Any system that learns and grows, can flex in response to ways to support learners’ wellbeing, educational agency and outcomes. Across the globe, young people and those who teach them, are coming together to express views and call us to action. As guardians of our world in the future, we need to listen.
Obtaining quality education is the foundation of creating sustainable development. In addition to improving life, access to inclusive education can help equip young people with the tools required to develop innovative solutions to the world’s greatest problems.
What then should be our focus? What is the global reality? The many research-based ICSEA presentations scrutinised the issues that impede the delivery of a quality education. The lack of adequately trained teachers, poor conditions for schools and equity issues related to opportunities provided to rural students, culturally diverse groupings, impoverished families and women and girls were a common thread.
It is estimated 800 million of the world’s adults and 300 million children can’t read and two-thirds of these are women and girls.

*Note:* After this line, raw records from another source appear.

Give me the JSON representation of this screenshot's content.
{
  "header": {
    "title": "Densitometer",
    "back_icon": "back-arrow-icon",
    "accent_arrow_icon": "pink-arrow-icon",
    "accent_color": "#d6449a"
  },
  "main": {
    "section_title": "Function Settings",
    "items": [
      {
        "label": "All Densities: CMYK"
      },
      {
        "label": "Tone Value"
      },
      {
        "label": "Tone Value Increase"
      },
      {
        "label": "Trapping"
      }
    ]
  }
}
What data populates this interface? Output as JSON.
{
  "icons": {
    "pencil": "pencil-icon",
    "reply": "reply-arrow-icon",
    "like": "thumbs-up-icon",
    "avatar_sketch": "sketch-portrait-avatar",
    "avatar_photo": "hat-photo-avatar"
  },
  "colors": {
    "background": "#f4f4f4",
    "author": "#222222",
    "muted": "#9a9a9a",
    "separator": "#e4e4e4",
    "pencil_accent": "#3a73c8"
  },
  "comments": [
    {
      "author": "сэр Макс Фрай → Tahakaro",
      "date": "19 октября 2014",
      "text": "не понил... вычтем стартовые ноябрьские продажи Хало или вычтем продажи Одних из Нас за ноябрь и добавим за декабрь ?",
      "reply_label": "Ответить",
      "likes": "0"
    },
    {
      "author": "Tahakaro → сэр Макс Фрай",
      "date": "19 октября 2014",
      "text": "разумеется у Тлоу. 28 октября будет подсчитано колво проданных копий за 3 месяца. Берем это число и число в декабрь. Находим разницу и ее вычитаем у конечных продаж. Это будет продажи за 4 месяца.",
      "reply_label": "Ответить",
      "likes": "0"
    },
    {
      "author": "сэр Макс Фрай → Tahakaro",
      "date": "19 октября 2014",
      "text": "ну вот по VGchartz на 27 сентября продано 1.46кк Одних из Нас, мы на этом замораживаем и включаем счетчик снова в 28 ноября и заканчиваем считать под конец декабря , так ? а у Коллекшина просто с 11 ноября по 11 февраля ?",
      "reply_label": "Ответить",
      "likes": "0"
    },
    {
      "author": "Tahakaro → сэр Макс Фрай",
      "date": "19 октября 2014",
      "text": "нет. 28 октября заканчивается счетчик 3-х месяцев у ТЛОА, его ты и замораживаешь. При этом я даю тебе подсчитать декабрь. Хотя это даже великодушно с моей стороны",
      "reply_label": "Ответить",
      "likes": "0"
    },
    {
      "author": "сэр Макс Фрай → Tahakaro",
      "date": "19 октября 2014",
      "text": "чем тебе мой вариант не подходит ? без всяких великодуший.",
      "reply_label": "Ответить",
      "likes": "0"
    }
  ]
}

In the next 15 years the world will need about 69,000,000 teachers and yet only 7 per cent of teacher education programs cover education for sustainable goals.
Learning to read requires explicit teaching and it is these instructional factors that are often underestimated. The research indicates that many problems can been solved and prevented before children start school, especially if adults read to children and particularly from birth to three years. Establishing the knowledge gap is another issue. We know a lot but we don’t always do what works. Skills that prevent poor reading can be taught and they must be taught early in schools. Investment in human capital is key. It takes a village, but we don’t always use it.
The future of teaching will also change considerably and we need to train teachers differently. When they become teachers we must ensure we develop them and create deeply collaborative and inclusive cultures where they are valued, taking collective responsibility for each other’s equity. The culture at the top has to accommodate the culture below. We also need to reduce the administrative burden and create professional lives where students are at the core, not overly regulated expectation.
Nations will experience the loss and creation of jobs in different ways based on their current economies. Can educators reclaim a language of schools promoting economic security? What kinds of vocational education and contemporary skills are required for continuous job retraining and lifelong learning? The importance of work in an uncertain age poses big questions for education. Maybe a fourth pillar is needed, primary, secondary, tertiary and beyond. What might beyond be?
Last, and most importantly, schools need to be powerful places of belonging. All students should see themselves represented. Places where they go, belong and contribute and feel like their say is heard. Do we have the leaders we need? Are we supporting our teachers to create places of belonging? We have seen the impact of exclusion and a sense of not belonging on individuals and society, yet we don’t recognise the source and how palpably schools, as part of a community, can activate the agency of staff and students.
The global village that is ICSEI and its many contributors to solutions-based thinking will continue to work towards creating opportunities to think and educate globally. The symbiosis of solidarity and solidity.
The 2021 ICSEI will be held in our own backyard — Auckland New Zealand. Let’s hope the solutions-focused thinking from the global south, can continue to contribute to solutions for the betterment of our children’s future.